There was a wonderful peace in the air, for it was Sunday evening, and work had ceased. The peasants were out and about, the women sitting, the men smoking and leaning against doors or walls, and the children playing before being put into their primitive beds. The chimes from neighbouring churches mingled with the pleasant tinkle of the bells worn by the two small horses which were drawing the conveyance.

Darkness was falling quickly, and the stars were shining beyond the hills and overhead. Peasants were coming towards us, young men and young women, laughing and chatting gaily, and some of them singing sweet Gallegan songs. In England, even in the villages, people of the same ages and condition would have been bellowing banalities from music-halls. The twilight was short and the road and country were soon in almost perfect darkness, for there were no lights or lamps of any sort. I reached Caldas station in company with a little diligence which dashed up in the gloom, indicated by the voices of the driver and passengers and the thudding of the ponies' hoofs and tinkle of their bells, as well as by a tiny lamp in the interior of the vehicle. There was practically no illumination in the station, on the walls of which a melancholy oil-lamp was suspended, serving just to outline the figures of the waiting passengers. Nothing came out of the vast surrounding darkness except the occasional sounds of the peasants' songs, and there was something so amazingly primitive and peaceful in the evening and the place that it gave one almost a shock to have a second oil-lamp turned up on the platform and to hear the approaching train and see the head-lights of the locomotive; yet after a few miles had been covered I looked from the carriage windows upon the bright electric lights of Redondela station, and had time to take some wine and food before re-entering a train and journeying back to Vigo.

It is your duty, if only for the sake of experience, to enter one of the wayside inns of Galicia, the fondas and posadas at which your motor-car, motor-bus, diligence, or carriage draws up in travelling. It may be a place which is comparatively imposing, with bottles of spirits and wines ranged temptingly on shelves, and a right-angled counter containing sundry articles of refreshment, with a dining-room adjoining the bar, and all clean and attractive in appearance; it may be an appalling establishment from which you are fain to fly on swallowing your drink and in which you are grateful to your cigarette; or it may be a house which is neither good nor bad, but incorrigibly indifferent. Go into them all; there is something new and fresh in each.

The first fonda I entered was at Porriño, and that was on a Sunday. Next door was a barber's shop, open to the air, with a priest reading a newspaper while awaiting his turn for a shave.

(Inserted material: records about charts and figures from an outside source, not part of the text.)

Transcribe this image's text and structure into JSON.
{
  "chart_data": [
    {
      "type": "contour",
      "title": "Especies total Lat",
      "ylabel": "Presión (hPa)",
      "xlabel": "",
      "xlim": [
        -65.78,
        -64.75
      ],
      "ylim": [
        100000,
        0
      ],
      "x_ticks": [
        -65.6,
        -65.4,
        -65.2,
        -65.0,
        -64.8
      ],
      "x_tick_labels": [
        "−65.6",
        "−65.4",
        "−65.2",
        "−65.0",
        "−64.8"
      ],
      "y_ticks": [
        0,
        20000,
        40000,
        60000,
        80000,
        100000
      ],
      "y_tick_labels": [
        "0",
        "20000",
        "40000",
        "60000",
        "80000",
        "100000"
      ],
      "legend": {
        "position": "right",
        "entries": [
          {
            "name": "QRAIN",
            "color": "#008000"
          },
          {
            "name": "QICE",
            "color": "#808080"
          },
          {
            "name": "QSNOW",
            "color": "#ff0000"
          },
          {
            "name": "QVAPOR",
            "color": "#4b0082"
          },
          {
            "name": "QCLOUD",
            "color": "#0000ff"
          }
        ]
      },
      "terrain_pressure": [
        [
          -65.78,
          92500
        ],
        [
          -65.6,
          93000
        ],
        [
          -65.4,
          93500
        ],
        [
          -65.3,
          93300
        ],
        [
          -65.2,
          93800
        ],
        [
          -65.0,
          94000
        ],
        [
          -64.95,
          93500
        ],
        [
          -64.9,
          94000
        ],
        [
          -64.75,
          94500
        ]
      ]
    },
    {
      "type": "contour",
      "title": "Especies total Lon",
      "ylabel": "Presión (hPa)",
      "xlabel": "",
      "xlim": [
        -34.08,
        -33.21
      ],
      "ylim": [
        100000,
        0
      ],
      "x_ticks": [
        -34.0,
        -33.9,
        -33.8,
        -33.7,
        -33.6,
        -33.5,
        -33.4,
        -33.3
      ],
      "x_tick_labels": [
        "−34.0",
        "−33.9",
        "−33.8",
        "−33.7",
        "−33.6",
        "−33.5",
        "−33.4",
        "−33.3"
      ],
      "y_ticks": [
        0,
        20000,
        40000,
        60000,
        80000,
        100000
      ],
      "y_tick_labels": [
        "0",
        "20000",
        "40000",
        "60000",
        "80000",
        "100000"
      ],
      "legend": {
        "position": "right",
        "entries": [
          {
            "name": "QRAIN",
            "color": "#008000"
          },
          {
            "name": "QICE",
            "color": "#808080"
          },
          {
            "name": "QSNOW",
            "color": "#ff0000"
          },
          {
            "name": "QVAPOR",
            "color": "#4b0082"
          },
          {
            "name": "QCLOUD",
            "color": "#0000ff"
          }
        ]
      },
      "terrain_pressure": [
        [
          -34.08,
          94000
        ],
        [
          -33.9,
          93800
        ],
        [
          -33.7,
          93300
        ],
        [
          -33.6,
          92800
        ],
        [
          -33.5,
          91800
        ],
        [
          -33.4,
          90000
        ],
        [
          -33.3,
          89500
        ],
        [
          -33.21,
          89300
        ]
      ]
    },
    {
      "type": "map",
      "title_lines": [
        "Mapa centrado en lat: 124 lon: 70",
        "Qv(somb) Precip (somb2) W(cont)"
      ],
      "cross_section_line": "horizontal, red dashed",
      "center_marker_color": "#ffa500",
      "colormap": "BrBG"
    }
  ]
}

The sign of the trade was a brass dish dangling from a chain, in contradistinction to the impressive tonsorial pole of British facial artists, of whom it would be wrong in these levelling days to speak as barbers. Peasants were entering the fonda, and some, men and women, were seated at bare wooden tables, breakfasting on bread and wine. At the counter I bought for a penny an excellent aniseed liqueur, and for the equivalent of a shilling came away with a full large bottle of the spirit, which experience proved more than rivalled cocoa in its comforting and grateful qualities. Incidentally, on re-entering the motor-bus, I saw a large dead rat lying in the middle of the road. Three days later, on returning to Porriño and the fonda, I noticed that the carcase was still there—also a decayed and dejected diligence on the pavement, a vehicle which could, however, be galvanised into active service in case of need. Porriño, however, is not a typical Galician village, and is no more representative of the charms and beauties of the country than Wigan is of England.

A GALICIAN FISHING-BOAT

MEN AND WOMEN ROWING UP VIGO BAY

The visitor will often witness sights which, if not exactly pleasant, are full of interest, as showing something of the people's lives. I saw in corners of vineyards or gardens the carcases of kids suspended; and, driving down a village street, I observed the body of an immense pig which had been killed. The animal had been placed on the stones in front of the door of a cottage, and a man and his wife, helped by children, were heaping up branches and faggots. When I returned this material was burning, and on inquiry I was told that this was the Galician method of removing the bristles.

In Galicia you may travel in perfect comfort and security along many of the roads and into many of the towns which in Borrow's day, only seventy years ago, were infested with murderers and robbers, and the idea of danger and peril will never so much as enter your mind—a state of peacefulness which is largely due to those splendid fellows of the Civil Guard; yet wherever he went Borrow ran great risks to life and limb. Frequently he took advantage of a military escort, and at one time, travelling from Lugo to Corunna, he had the support of a band of picturesque ruffians who had all the appearance of banditti, and would have created a sensation in a Drury Lane drama.